Oil drilling and services companies, along with related exchange traded funds, could be the first to collapse in the ongoing oil rout, followed by energy explorers.

The Market Vectors Oil Service ETF (NYSEArca: OIH), iShares U.S. Oil Equipment & Services ETF (NYSEArca: IEZ) and SPDR Oil & Gas Equipment & Services ETF (NYSEArca: XES) all cover the energy sector’s drilling equipment and services providers. They have been among the worst performing energy sub-sector, with OIH falling 27.0% over the past year, IEZ declining 25.5% and XES decreasing 39.3%. [Hits Keep Coming for Oil Services ETFs]

In contrast, the broader energy sector as represented by the Energy Select Sector SPDR (NYSEArca: XLE) only dipped 9.6% over the past year. Energy equipment and services companies make up 18.1% of XLE.

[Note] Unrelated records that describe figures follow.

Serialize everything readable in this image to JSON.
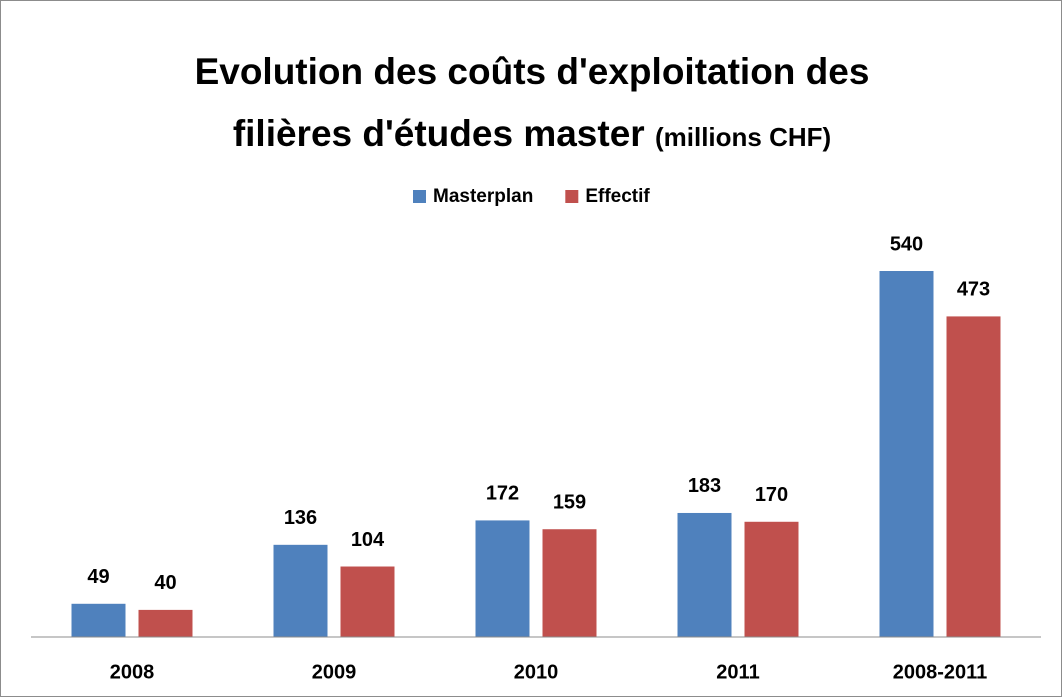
{
  "chart_data": {
    "type": "bar",
    "title": "Evolution des coûts d'exploitation des filières d'études master",
    "subtitle": "(millions CHF)",
    "categories": [
      "2008",
      "2009",
      "2010",
      "2011",
      "2008-2011"
    ],
    "series": [
      {
        "name": "Masterplan",
        "color": "#4f81bd",
        "values": [
          49,
          136,
          172,
          183,
          540
        ]
      },
      {
        "name": "Effectif",
        "color": "#c0504d",
        "values": [
          40,
          104,
          159,
          170,
          473
        ]
      }
    ],
    "legend": "top"
  }
}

John T. Young of Conway Mackenzie Inc., the largest U.S. restructuring firm, argues companies that drill wells and manage fields on behalf of oil producers will be the first to topple during the second quarter, reports Joe Carroll for Bloomberg.

“The second quarter is going to be devastating for the service companies,” Young said in the Bloomberg article. “There are certainly companies that are going to die.”

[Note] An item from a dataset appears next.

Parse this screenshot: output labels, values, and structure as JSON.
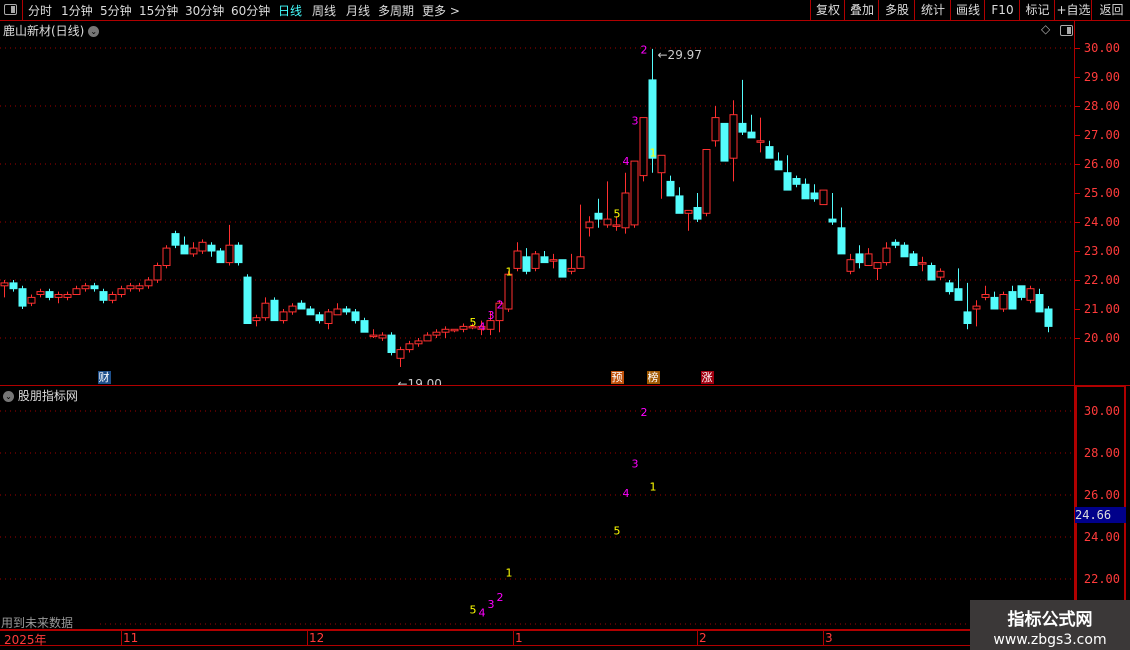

Specifically, Young points to a “double-whammy” as oil companies negotiate for a 20% to 30% price reduction on services and extend wait periods on bills, which have distended the cash-flow gaps for services firms. Consequently, some oil services firms could find themselves strapped for cash.

“When I saw WTI hit $65, I thought we’re going to be really busy with restructurings,” Young added. “When it hit the $40s, I knew we were looking at outright liquidations.”